Viele Versicherer räumen dir sogar eine Frist ein: Du kannst einen gemeldeten Schaden innerhalb einiger Monate zurückkaufen, wenn du merkst, dass die Rückstufung teurer wird. Frag im Zweifel direkt nach. Und denk daran: Ein Bagatellschaden am Auto verschwindet nicht von selbst – Rost am blanken Blech kommt schneller, als dir lieb ist.
Fremdschaden: immer melden
Anders sieht es aus, wenn ein anderer schuld ist oder du selbst einen fremden Wagen beschädigt hast. Einen Fremdschaden meldest du immer – hier gibt es kein Vertun. Hat dir jemand die Tür verkratzt, läuft die Regulierung über dessen Haftpflicht, und die stuft dich nicht zurück. Hast du selbst einen anderen berührt, ist deine eigene Haftpflicht zuständig.
Auf keinen Fall solltest du dich auf eine Barzahlung am Straßenrand einlassen, nur um „Stress zu sparen“. Notier Kennzeichen, mach Fotos, tausch die Daten aus. Wer bei einem Fremdschaden abhaut, riskiert eine Anzeige wegen Unfallflucht – selbst bei einem Kratzer. Mehr zur Schuldfrage im Detail liest du im Ratgeber zum Auffahrunfall und der Schuldfrage.
Hinweis: Dieser Artikel bietet allgemeine Orientierung und ersetzt keine Rechts-, Steuer- oder Versicherungsberatung. Frag im Einzelfall deinen Versicherer oder einen Anwalt.
Häufige Fragen
Bis zu welchem Betrag gilt ein Bagatellschaden?
Eine feste Grenze gibt es nicht. Als Faustregel gilt ein Schaden bis grob 750 bis 1.000 Euro als Bagatellschaden (Richtwerte 2026). Darüber wird meist ein Gutachten nötig.
Muss ich einen Bagatellschaden der Versicherung melden?
Einen selbstverschuldeten Kleinschaden musst du nicht der Kasko melden – oft lohnt es sich, selbst zu zahlen und die Rückstufung zu sparen. Einen Fremdschaden meldest du dagegen immer.
Wann lohnt sich das Selbstzahlen wirklich?

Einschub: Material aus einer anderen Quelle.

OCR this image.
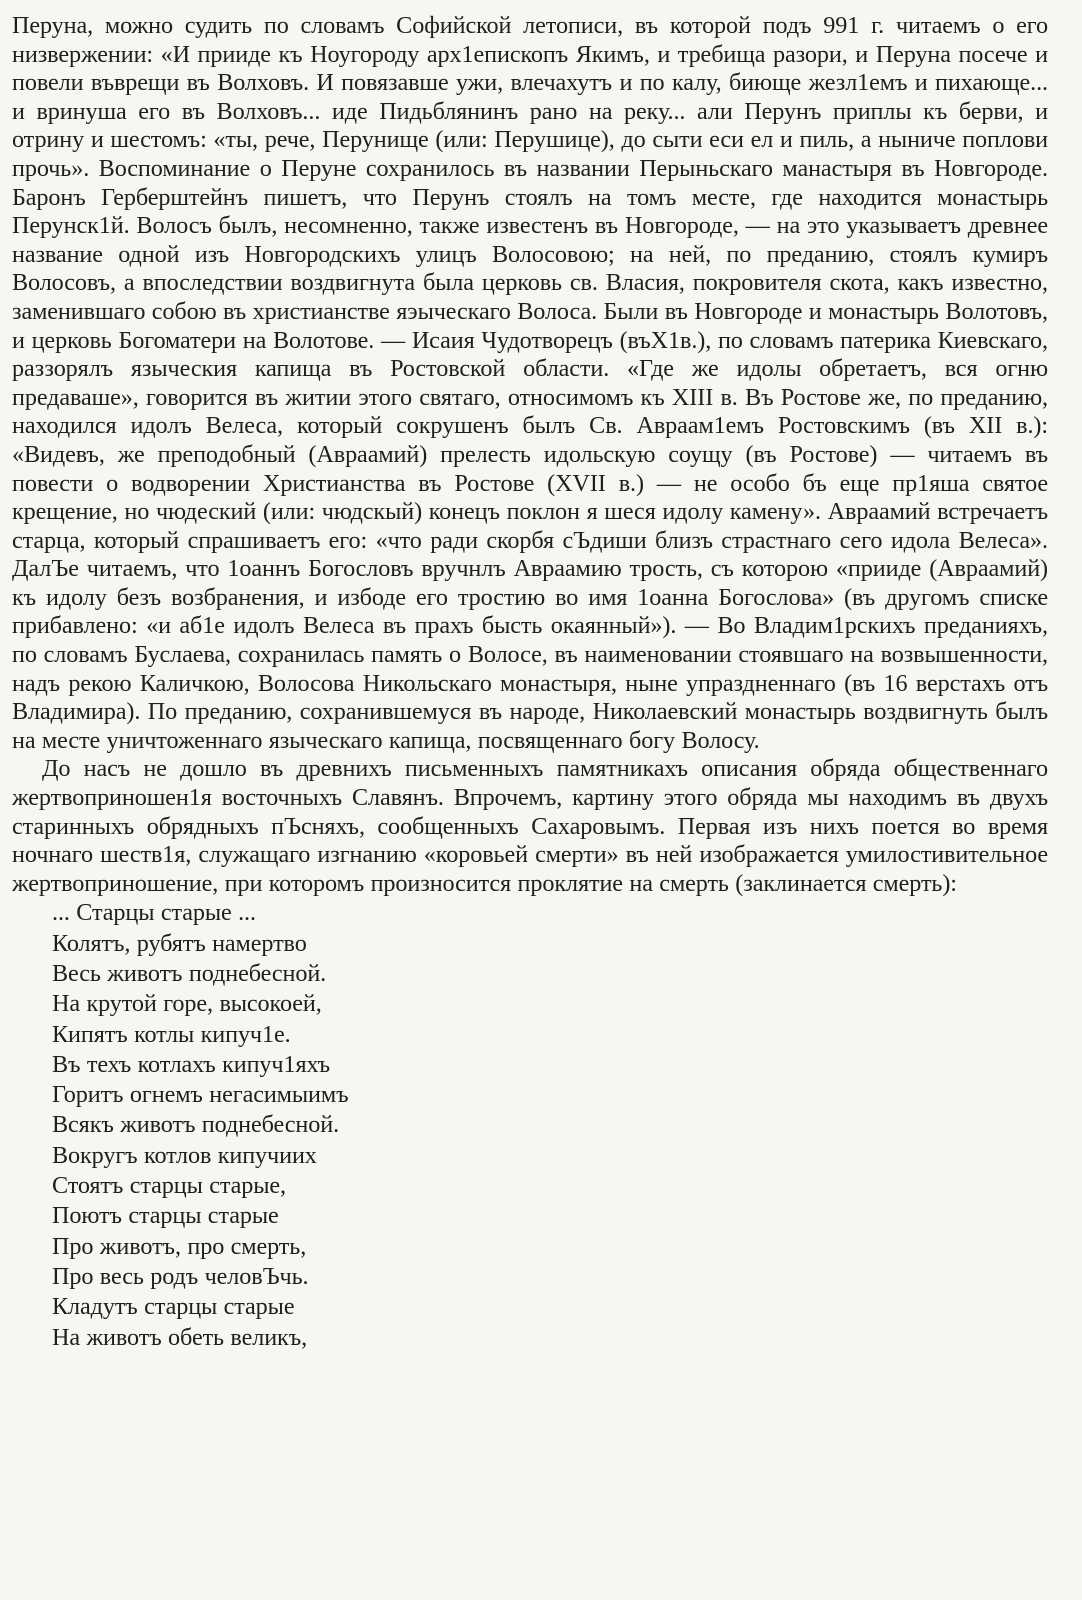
Перуна, можно судить по словамъ Софийской летописи, въ которой подъ 991 г. читаемъ о его низвержении: «И прииде къ Ноугороду арх1епископъ Якимъ, и требища разори, и Перуна посече и повели въврещи въ Волховъ. И повязавше ужи, влечахутъ и по калу, биюще жезл1емъ и пихающе... и вринуша его въ Волховъ... иде Пидьблянинъ рано на реку... али Перунъ приплы къ берви, и отрину и шестомъ: «ты, рече, Перунище (или: Перушице), до сыти еси ел и пиль, а ныниче поплови прочь». Воспоминание о Перуне сохранилось въ названии Перыньскаго манастыря въ Новгороде. Баронъ Герберштейнъ пишетъ, что Перунъ стоялъ на томъ месте, где находится монастырь Перунск1й. Волосъ былъ, несомненно, также известенъ въ Новгороде, — на это указываетъ древнее название одной изъ Новгородскихъ улицъ Волосовою; на ней, по преданию, стоялъ кумиръ Волосовъ, а впоследствии воздвигнута была церковь св. Власия, покровителя скота, какъ известно, заменившаго собою въ христианстве яэыческаго Волоса. Были въ Новгороде и монастырь Волотовъ, и церковь Богоматери на Волотове. — Исаия Чудотворецъ (въХ1в.), по словамъ патерика Киевскаго, раззорялъ языческия капища въ Ростовской области. «Где же идолы обретаетъ, вся огню предаваше», говорится въ житии этого святаго, относимомъ къ XIII в. Въ Ростове же, по преданию, находился идолъ Велеса, который сокрушенъ былъ Св. Авраам1емъ Ростовскимъ (въ XII в.): «Видевъ, же преподобный (Авраамий) прелесть идольскую соущу (въ Ростове) — читаемъ въ повести о водворении Христианства въ Ростове (XVII в.) — не особо бъ еще пр1яша святое крещение, но чюдеский (или: чюдскый) конецъ поклон я шеся идолу камену». Авраамий встречаетъ старца, который спрашиваетъ его: «что ради скорбя сЪдиши близъ страстнаго сего идола Велеса». ДалЪе читаемъ, что 1оаннъ Богословъ вручнлъ Авраамию трость, съ которою «прииде (Авраамий) къ идолу безъ возбранения, и избоде его тростию во имя 1оанна Богослова» (въ другомъ списке прибавлено: «и аб1е идолъ Велеса въ прахъ бысть окаянный»). — Во Владим1рскихъ преданияхъ, по словамъ Буслаева, сохранилась память о Волосе, въ наименовании стоявшаго на возвышенности, надъ рекою Каличкою, Волосова Никольскаго монастыря, ныне упраздненнаго (въ 16 верстахъ отъ Владимира). По преданию, сохранившемуся въ народе, Николаевский монастырь воздвигнуть былъ на месте уничтоженнаго языческаго капища, посвященнаго богу Волосу.

До насъ не дошло въ древнихъ письменныхъ памятникахъ описания обряда общественнаго жертвоприношен1я восточныхъ Славянъ. Впрочемъ, картину этого обряда мы находимъ въ двухъ старинныхъ обрядныхъ пЪсняхъ, сообщенныхъ Сахаровымъ. Первая изъ нихъ поется во время ночнаго шеств1я, служащаго изгнанию «коровьей смерти» въ ней изображается умилостивительное жертвоприношение, при которомъ произносится проклятие на смерть (заклинается смерть):

... Старцы старые ...
Колятъ, рубятъ намертво
Весь животъ поднебесной.
На крутой горе, высокоей,
Кипятъ котлы кипуч1е.
Въ техъ котлахъ кипуч1яхъ
Горитъ огнемъ негасимыимъ
Всякъ животъ поднебесной.
Вокругъ котлов кипучиих
Стоятъ старцы старые,
Поютъ старцы старые
Про животъ, про смерть,
Про весь родъ человЪчь.
Кладутъ старцы старые
На животъ обеть великъ,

Wenn die zu erwartende Rückstufung über die Jahre teurer wäre als die Reparatur selbst. Rechne beide Beträge gegeneinander, bevor du entscheidest.
Kurz gesagt
Ein Bagatellschaden am Auto ist ärgerlich, aber selten ein Drama. Bei selbstverschuldeten Kleinschäden bis rund 1.000 Euro lohnt sich oft die Selbstzahlung, weil sie dir die teure Rückstufung erspart. Einen Fremdschaden gibst du immer bei der Versicherung an. Rechne im Zweifel Rückstufung gegen Reparaturkosten – dann triffst du die richtige Entscheidung.